Constraint Handling Rules
Constraint solving and programming is proving useful in many areas of Artificial Intelligence. Experience from applications has shown that typically, we are confronted with a heterogeneous mix of different types of constraints. To be able to express constraints as they appear in the application and to write and combine arbitrary constraint systems, we are developing a special purpose language for writing constraint systems called Constraint Handling Rules (CHR). Several CHR libraries exist in languages such as Prolog, LISP and Java, worldwide more than 30 projects use CHR.
In this talk, we will give an overview of CHR by examples, give syntax and semantics for the language and present some results on the analysis of CHR programs related to confluence and opertional equivalence. CHR and dozens of its constraint solvers can be used online via the internet at http://www.pms.informatik.uni-muenchen.de/~webchr/
Thom Fruehwirth is an assistant professor at Ludwig-Maximilians-University, Munich, Germany, working in constraint programming. In the same area, he was researcher at the European Computer-Industry Research Centre (ECRC) in Munich from 1991 to 1996. Before that he was for 5 years assistant at the Technical University of Vienna, where he graduated. He is the main author of the first German textbook on constraint programming.

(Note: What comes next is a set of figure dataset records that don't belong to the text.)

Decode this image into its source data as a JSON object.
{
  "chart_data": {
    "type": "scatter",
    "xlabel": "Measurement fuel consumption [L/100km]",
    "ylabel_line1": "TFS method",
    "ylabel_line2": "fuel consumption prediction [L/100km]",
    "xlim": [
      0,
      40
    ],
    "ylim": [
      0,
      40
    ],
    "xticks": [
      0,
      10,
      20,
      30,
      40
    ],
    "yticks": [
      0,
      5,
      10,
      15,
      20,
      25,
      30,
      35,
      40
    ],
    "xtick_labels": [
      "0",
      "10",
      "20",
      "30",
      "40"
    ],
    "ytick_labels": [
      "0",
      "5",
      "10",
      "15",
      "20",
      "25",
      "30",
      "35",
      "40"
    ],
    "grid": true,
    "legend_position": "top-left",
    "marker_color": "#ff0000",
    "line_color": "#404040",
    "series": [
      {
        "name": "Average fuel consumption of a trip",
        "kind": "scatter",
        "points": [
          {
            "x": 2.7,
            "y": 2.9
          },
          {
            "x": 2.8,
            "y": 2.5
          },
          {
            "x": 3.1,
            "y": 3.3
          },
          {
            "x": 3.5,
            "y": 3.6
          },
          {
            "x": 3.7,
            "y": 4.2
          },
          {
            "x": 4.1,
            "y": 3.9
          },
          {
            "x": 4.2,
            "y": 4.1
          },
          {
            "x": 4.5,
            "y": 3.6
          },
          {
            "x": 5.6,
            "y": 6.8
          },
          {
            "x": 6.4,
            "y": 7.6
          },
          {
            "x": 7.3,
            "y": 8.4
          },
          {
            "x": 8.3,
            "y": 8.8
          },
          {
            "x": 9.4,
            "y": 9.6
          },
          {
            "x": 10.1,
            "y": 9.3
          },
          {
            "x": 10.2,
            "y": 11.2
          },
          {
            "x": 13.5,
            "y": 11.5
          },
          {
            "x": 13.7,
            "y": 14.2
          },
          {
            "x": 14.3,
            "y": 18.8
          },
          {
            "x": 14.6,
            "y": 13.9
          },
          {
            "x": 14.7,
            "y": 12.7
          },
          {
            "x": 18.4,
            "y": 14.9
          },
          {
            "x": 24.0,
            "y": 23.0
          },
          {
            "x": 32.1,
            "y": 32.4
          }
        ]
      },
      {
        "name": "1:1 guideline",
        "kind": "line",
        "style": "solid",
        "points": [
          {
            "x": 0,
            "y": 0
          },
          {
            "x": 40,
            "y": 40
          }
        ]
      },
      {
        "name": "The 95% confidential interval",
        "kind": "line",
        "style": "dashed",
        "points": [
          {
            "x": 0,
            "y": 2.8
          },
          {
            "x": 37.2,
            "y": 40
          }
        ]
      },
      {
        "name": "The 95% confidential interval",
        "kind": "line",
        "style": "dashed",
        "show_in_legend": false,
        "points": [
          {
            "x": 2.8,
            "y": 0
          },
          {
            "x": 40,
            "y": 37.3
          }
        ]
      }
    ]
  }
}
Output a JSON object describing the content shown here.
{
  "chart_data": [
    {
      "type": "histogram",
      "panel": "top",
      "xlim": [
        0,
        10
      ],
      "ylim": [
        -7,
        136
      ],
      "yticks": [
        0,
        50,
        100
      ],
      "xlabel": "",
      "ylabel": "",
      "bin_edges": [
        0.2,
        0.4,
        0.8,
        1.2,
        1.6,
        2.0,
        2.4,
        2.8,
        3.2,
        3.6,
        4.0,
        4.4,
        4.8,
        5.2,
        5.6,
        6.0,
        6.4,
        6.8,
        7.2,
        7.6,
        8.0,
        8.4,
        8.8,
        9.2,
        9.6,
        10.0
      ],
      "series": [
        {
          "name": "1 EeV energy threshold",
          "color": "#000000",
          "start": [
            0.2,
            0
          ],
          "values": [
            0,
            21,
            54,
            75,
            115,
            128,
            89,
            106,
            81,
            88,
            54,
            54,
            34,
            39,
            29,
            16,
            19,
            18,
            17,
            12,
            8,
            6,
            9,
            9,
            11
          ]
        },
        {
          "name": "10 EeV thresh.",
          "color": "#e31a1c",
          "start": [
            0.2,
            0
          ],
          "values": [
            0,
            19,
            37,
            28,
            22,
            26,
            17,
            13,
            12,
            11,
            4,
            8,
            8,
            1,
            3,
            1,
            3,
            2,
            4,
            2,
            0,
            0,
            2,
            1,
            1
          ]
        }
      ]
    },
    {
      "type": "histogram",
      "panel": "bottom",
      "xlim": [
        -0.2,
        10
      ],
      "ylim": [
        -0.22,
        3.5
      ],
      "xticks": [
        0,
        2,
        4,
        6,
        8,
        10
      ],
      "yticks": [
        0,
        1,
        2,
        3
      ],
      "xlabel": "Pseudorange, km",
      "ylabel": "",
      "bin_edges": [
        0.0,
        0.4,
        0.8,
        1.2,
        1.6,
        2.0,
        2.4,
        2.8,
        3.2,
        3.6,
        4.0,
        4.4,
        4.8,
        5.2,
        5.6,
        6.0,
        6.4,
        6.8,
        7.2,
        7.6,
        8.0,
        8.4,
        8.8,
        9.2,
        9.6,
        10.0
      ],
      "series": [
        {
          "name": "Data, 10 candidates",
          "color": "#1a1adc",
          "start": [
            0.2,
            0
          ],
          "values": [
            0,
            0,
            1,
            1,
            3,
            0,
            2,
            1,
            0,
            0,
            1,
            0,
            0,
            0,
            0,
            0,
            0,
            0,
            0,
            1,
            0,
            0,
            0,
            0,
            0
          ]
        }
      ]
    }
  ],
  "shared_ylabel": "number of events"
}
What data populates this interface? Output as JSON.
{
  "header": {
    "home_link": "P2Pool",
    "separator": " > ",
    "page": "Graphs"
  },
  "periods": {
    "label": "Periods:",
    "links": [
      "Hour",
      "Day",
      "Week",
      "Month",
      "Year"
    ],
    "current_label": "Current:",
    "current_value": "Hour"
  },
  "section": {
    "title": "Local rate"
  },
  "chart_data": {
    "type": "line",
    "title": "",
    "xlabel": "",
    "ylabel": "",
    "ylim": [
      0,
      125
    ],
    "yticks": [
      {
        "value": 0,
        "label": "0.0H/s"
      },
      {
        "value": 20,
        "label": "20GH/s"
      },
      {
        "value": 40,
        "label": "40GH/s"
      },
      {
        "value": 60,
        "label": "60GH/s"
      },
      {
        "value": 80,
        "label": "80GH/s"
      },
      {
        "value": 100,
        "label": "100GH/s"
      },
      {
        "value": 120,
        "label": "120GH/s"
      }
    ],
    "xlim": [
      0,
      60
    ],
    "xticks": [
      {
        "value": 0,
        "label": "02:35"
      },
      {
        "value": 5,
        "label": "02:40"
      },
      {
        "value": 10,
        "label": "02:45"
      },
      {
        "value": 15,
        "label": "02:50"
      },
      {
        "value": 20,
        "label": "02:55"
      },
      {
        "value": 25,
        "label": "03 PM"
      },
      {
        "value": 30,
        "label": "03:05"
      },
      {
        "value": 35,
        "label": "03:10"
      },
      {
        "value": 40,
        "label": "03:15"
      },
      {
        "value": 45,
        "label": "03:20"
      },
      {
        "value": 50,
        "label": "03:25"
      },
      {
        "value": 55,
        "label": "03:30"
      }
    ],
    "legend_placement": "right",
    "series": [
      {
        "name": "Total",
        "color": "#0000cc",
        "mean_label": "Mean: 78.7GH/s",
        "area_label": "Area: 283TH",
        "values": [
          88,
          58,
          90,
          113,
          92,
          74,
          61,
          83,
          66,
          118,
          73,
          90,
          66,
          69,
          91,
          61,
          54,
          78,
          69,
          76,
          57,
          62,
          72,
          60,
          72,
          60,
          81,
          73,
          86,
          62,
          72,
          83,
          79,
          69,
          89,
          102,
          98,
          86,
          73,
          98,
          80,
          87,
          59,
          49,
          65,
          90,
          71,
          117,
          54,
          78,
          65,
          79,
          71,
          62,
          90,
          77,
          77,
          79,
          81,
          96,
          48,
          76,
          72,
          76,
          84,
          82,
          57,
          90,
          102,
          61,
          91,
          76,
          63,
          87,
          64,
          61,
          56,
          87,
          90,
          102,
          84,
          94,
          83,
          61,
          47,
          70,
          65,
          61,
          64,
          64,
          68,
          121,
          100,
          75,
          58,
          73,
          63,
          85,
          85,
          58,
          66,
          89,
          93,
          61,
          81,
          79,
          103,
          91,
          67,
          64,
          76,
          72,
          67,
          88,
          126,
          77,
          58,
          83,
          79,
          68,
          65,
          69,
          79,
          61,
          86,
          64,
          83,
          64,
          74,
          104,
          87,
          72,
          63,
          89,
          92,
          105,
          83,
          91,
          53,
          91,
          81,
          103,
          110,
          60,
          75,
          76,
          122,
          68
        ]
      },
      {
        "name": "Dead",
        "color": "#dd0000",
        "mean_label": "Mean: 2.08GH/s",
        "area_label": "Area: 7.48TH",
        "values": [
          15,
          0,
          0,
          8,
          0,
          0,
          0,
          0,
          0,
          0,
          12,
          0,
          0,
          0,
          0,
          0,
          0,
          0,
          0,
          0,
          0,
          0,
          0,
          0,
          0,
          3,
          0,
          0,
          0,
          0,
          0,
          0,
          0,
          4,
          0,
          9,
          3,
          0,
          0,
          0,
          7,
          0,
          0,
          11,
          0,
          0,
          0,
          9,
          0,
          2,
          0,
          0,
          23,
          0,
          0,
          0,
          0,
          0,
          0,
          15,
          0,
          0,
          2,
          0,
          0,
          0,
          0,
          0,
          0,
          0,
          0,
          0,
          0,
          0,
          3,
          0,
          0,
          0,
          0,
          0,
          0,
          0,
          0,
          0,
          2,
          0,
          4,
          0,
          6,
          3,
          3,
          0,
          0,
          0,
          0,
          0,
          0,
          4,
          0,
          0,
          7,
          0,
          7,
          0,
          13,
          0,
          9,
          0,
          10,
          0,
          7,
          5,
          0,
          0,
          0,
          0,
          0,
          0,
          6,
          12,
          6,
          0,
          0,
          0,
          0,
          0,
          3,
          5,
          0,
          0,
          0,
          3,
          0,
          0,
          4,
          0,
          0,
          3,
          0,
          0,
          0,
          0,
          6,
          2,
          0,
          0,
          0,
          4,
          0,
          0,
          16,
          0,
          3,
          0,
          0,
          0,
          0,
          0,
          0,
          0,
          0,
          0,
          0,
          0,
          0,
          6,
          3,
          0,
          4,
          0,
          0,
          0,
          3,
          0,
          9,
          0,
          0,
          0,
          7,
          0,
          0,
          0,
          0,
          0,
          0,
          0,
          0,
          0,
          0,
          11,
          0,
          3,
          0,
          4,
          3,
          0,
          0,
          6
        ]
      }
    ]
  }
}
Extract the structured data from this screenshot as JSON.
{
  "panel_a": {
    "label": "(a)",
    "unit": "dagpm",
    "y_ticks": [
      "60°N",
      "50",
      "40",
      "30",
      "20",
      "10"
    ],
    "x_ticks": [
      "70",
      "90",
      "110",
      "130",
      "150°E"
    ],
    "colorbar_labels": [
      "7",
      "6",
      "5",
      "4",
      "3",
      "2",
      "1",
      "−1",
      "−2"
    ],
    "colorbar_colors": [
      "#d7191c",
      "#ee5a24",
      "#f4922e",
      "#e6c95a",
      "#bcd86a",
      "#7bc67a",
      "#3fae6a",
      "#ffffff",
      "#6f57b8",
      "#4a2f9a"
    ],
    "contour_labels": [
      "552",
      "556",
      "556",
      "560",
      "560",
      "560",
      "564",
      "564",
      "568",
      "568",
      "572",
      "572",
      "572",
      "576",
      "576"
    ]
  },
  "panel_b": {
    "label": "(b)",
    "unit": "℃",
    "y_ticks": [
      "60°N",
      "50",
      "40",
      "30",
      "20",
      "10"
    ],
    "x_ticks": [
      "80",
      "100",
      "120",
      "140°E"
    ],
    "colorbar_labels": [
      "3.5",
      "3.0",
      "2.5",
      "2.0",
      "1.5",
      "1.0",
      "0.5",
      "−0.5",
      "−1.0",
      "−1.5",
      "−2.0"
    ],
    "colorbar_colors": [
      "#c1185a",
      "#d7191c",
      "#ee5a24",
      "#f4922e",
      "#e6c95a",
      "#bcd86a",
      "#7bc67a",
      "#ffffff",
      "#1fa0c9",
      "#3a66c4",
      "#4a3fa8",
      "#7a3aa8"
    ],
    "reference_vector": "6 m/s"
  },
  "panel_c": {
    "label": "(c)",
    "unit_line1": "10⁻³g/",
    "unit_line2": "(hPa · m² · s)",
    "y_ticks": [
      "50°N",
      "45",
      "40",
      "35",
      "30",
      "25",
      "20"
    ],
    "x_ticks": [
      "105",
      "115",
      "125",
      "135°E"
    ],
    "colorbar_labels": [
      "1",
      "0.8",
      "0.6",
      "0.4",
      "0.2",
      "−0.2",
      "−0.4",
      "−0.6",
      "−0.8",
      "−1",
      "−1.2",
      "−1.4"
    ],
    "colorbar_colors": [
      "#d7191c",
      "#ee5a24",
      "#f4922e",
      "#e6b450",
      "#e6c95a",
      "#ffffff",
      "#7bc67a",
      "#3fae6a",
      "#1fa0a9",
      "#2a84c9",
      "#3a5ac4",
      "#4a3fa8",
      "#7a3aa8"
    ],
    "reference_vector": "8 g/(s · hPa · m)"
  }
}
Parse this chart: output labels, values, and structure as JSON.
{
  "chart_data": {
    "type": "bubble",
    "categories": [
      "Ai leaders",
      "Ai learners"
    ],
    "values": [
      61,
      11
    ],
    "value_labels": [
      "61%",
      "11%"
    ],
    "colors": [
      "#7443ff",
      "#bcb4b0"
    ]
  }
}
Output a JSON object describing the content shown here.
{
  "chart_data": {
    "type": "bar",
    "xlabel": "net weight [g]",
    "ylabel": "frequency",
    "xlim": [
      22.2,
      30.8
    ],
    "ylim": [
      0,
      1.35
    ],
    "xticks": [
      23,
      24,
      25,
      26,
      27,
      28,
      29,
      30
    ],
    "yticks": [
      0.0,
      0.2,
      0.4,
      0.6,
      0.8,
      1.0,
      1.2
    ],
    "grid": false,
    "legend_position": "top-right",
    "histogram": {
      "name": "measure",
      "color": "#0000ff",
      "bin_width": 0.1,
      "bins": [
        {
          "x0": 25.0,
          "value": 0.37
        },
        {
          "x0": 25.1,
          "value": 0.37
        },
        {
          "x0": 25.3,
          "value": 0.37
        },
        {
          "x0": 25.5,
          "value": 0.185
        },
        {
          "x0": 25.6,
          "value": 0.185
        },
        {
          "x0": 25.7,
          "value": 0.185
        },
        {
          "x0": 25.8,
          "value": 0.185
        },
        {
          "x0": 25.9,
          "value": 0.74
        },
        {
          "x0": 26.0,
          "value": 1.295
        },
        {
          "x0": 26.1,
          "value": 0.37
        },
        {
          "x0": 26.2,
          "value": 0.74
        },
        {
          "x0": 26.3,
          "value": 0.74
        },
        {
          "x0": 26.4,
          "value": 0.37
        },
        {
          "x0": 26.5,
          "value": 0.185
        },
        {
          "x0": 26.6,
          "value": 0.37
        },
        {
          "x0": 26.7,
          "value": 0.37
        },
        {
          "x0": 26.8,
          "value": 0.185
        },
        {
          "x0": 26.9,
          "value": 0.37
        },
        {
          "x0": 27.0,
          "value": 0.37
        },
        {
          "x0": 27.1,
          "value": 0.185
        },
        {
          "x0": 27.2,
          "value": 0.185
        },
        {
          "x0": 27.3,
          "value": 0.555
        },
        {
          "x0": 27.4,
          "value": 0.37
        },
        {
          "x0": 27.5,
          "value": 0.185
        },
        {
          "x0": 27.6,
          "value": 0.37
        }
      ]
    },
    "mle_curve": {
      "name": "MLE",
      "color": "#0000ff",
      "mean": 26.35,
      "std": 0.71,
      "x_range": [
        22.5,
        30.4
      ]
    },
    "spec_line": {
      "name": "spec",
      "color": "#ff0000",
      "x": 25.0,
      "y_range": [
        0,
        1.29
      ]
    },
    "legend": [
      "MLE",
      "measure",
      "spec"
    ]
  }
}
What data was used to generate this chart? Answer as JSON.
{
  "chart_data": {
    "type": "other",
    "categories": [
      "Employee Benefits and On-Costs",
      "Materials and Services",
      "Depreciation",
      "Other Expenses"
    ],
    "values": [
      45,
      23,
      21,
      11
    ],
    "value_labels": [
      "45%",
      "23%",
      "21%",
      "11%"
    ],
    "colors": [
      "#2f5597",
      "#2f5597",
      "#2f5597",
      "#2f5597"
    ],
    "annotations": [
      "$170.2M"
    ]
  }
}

Knowledge Discovery in Databases
Under the name of Knowledge Discovery in Databases (KDD), or simply Data Mining, researchers are investigating all aspects of the computer-based intelligent analysis of large sets of stored data. With increasingly widespread use of such techniques in the context of data warehouses in business and administration, the area has also become a commercial success, being pursued by a large number of big and small companies. In this tutorial, we will give an introduction into this rapidly developing field. We will define the central research questions that characterize the area, and identify its close links to parent discplines such as statistics, machine learning/AI, and databases. We will present and overview of the techniques that are being used in the field, and describe some of them in more detail. In doing so, we will primarily focus on recent approaches that have turned out successful in applications, from market basket analysis to text mining.